The Habs will undoubtedly move Drouin up to their top line, which will give him plenty more opportunities to increase his totals and hopefully solve some of the Habs' offensive woes. The only question is whether the Canadiens will try Drouin at center or keep him on the wing.
4 Fail: Tyler Ennis - Minnesota Wild
The small forward was acquired along with Marcus Foligno as part of a trade that saw Minnesota shed some cap hit by sending Jason Pominville and Marco Scandella the other way. Injuries these past two seasons have really taken their toll on the 5'9" forward and there may not be much left in terms of his production. He had only 13 points in 51 games this past season, and 11 points in 23 games the year before.
He was pushed down the roster in Buffalo because of all the new additions and the games he missed due to injuries, and it looks like he'll be nothing more than a depth forward in Minnesota. The Wild are likely not expecting much from Ennis, considering the purpose of their move was mainly to create cap room.
3 Succeed: Marcus Johansson - New Jersey Devils
After re-signing Evgeni Kuznetsov, Dmitry Orlov, and T.J. Oshie, the Caps still had to re-sign a few players and add to the roster just to be able to ice a team next season. They chose to move Marcus Johansson and his contract (just over $4.5M per year) to the Devils for a 2018 2nd and 3rd round pick. Johansson goes to a Devils team that finally has a top 6 that's coming along nicely. Pavel Zacha, Taylor Hall, Kyle Palmieri, and the 1st overall pick of this year's draft Nico Hischier make up what was once a very bleak forward group for New Jersey.
Johansson just had his best season as a pro in Washington and he should be able to build off that playing a bigger role in New Jersey.
2 Fail: Ben Bishop - Dallas Stars
Dallas addressed their terrible goaltending by acquiring pending UFA Bishop from Los Angeles. They extended the 30-year-old to a 6 year contract that will see him make just under $5M per year. He was terrible last season splitting time between Tampa and Los Angeles, and has had a few lower body injuries these past three years. As a bigger goaltender (6'7"), and not getting any younger, his durability is suspect moving forward. The Stars bought out Antti Niemi after the expansion draft. They had to be disappointed in not being able to unload one of their goalies on Vegas, so their salary cap now has close to $10 million committed to two goaltenders. They'd better hope Bishop ends up sealing the starting job, and fast.
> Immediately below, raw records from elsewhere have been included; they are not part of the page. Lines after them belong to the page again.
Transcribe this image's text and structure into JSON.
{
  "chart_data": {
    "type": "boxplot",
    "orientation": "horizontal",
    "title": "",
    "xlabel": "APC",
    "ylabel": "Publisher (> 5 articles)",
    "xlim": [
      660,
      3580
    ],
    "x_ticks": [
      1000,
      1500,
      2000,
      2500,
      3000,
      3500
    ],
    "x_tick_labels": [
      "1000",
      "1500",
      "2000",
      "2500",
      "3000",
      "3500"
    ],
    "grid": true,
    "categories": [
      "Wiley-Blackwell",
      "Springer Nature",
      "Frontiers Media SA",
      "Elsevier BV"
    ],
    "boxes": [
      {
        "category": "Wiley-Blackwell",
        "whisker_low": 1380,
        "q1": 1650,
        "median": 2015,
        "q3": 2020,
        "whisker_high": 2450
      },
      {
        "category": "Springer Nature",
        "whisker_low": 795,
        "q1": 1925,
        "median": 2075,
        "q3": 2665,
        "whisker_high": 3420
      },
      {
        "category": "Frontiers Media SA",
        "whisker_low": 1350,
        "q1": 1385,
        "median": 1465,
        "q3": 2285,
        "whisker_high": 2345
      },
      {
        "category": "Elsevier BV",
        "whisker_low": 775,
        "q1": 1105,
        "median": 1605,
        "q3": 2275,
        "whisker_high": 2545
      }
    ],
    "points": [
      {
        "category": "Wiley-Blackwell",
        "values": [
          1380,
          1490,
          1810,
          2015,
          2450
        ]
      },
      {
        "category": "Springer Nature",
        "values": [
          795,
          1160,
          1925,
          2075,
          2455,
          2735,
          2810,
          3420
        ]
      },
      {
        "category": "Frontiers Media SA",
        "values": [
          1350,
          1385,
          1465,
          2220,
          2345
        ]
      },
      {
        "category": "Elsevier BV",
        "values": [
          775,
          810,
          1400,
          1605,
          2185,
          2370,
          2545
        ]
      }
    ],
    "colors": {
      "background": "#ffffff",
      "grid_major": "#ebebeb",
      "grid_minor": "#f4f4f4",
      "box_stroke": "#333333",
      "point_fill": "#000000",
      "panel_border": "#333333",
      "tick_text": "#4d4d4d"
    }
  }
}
1 Thrive: Scott Darling - Carolina Hurricanes
The Carolina Hurricanes have been busy this offseason, trying to add the missing pieces that will take their young team back into the playoffs. The additions of players like Marcus Kruger and Trevor Van Riemsdyk help round out their team nicely. Most importantly, they addressed long term goaltending by acquiring Scott Darling from Chicago. Darling was a fantastic backup for Chicago these past few years, even replacing Corey Crawford in the playoffs when Crawford's game wasn't there.
Eddie Lack hadn't panned out for the Hurricanes, and Cam Ward is finally an afterthought, so dealing for Darling (who wanted to be a starter) was a great move. The Hurricanes should finally start to see some progression from their young roster this coming season.